Today Kevin Rudd will hold his first Community Cabinet of this election year, bringing his road show to Adelaide, no doubt with much fanfare and pageantry. According to recent news reports it also comes at not insignificant cost with taxi and hire cars fares alone clocking in at $10,000 plus for the Labor promoting talkfests.

If Kevin Rudd is serious about responding to community concerns there are a number of key issues he simply cannot ignore or baffle his way out of with his usual unintelligible answers. He must tackle these issues head on if these visits are to be of any benefit.
First and foremost for South Australians and anyone who cares about the health of our rivers and river communities is our ongoing water crisis. It is clear that Kevin Rudd has not managed to ‘end the blame game’ on water as he promised. His so-called historic agreement reached in 2008 is riddled with so many loopholes and concessions to the States that he clearly should go back to the drawing board if he is serious about attaining real national management of the Murray Darling.
It is a travesty that many vital water-saving infrastructure projects Kevin Rudd described as urgent in 2007 haven’t been started, let alone completed. I would have thought urgent priority projects would be, well, urgent and a priority – not left waiting for years on end while our water crisis only gets worse.
I often wonder how Kevin Rudd expects to get 180 countries to agree to an international agreement to solve climate change when he can’t even get four state governments, run by his Labor mates, to agree to a workable solution to the problems in the Murray Darling Basin?
While Kevin Rudd has endlessly focused on an Emissions Trading Scheme that will send jobs overseas and do little to actually reduce global carbon emissions, he has abandoned real action on climate change by slashing solar rebates.
Worst of all he is actively blocking developing countries from taking direct action to cut their carbon emissions – why ban India from buying our uranium so they can develop clean energy sources and end their reliance on coal?
The boost to uranium mining would not only boost jobs and exports but would also deliver a tax windfall that could be used to start paying back the enormous debt burden Kevin Rudd has already racked up.
When Labor came to office they had billions in the bank and a budget position that was the envy of governments around the world.

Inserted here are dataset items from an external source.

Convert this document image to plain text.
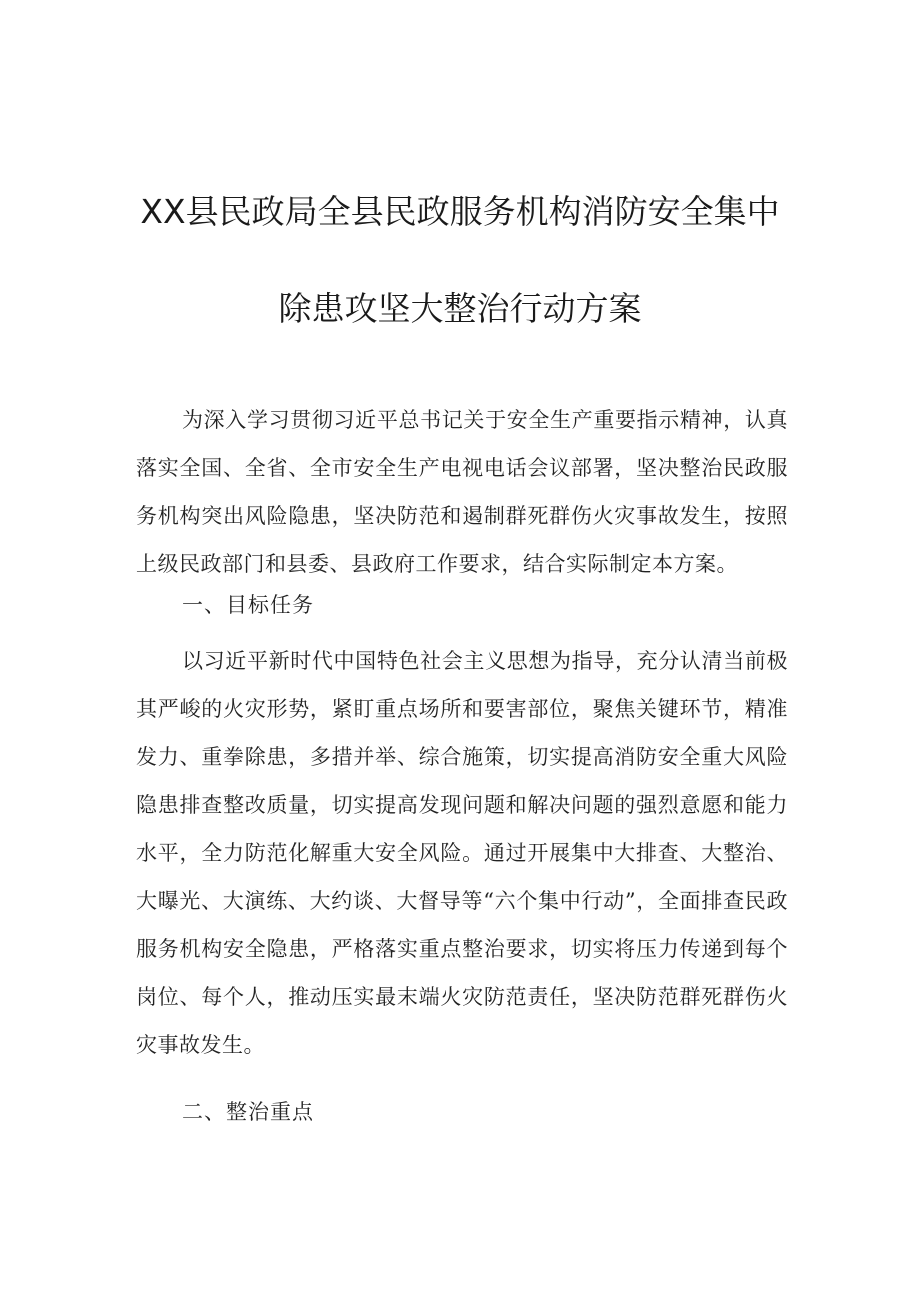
XX县民政局全县民政服务机构消防安全集中
除患攻坚大整治行动方案

为深入学习贯彻习近平总书记关于安全生产重要指示精神，认真落实全国、全省、全市安全生产电视电话会议部署，坚决整治民政服务机构突出风险隐患，坚决防范和遏制群死群伤火灾事故发生，按照上级民政部门和县委、县政府工作要求，结合实际制定本方案。

一、目标任务

以习近平新时代中国特色社会主义思想为指导，充分认清当前极其严峻的火灾形势，紧盯重点场所和要害部位，聚焦关键环节，精准发力、重拳除患，多措并举、综合施策，切实提高消防安全重大风险隐患排查整改质量，切实提高发现问题和解决问题的强烈意愿和能力水平，全力防范化解重大安全风险。通过开展集中大排查、大整治、大曝光、大演练、大约谈、大督导等“六个集中行动”，全面排查民政服务机构安全隐患，严格落实重点整治要求，切实将压力传递到每个岗位、每个人，推动压实最末端火灾防范责任，坚决防范群死群伤火灾事故发生。

二、整治重点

Kevin Rudd is now on course to rack up an even bigger debt on the nation’s credit card – and it’s the future of the next generation that he has put down as collateral.
Kevin Rudd has embarked on billions of new spending with waste and mismanagement par for the course. $200 million wasted on rorts and overcharging in the bungled pink batts program, millions wasted on the now abandoned grocery watch and fuel watch, not to mention billions wasted in blowouts, mismanagement and overcharging in the schools stimulus debacle!
All of that is money we will all be paying off with higher taxes, higher interest rates and less money for services in the future for years to come.
Health may be one of the areas where Labor’s debt cripples its ability to follow through on its election promises. In 2007 the state of our hospitals was so bad that Kevin Rudd promised to seize control of them by the middle of 2009 if they hadn’t improved, saying “Its time for someone to put up their hand and take responsibility. I am prepared to do it.”
Its 2010 now and our hospitals are more stressed than ever. Strangely, Mr Rudd’s hands seem to be firmly in his pocket – and his wallet is missing in action.
The much heralded education revolution has not reduced class sizes, improved teaching standards or fundamentally altered the way subjects are taught.
Instead we get the computers in school program that was meant to provide every secondary student with a laptop, but even with a budget blowout of $800 million we are nowhere near the promised result.
Then there’s the Building the Education Revolution debacle. Who ever would have thought a revolution would come in the form of standardised kit buildings offered on a take it or leave it basis? Knock down a gym to build barely bigger gym. Knock down 4 classrooms to build 4 classrooms. Contract expensive operators to build these projects when locals have quoted to do it for a fraction of the price? Funny kind of ‘revolution’…
Of course Mr Rudd has revolutionised border protection policies. He’s been so successful that he’s attracted nearly 80 illegal boat arrivals with 3000 plus people on board. He’s even done special deals with some of those intercepted to help attract more arrivals in future. Perhaps he could explain how he expects his open-door approach will maintain public support for a healthy immigration program?
Mr Rudd, when you address your hand picked audience at your taxpayer funded Community Cabinet tonight I hope that you will give some straight answers to these key issues. After two years of spin, mismanagement and delay its time for action. As you might once have said yourself, the buck stops with you.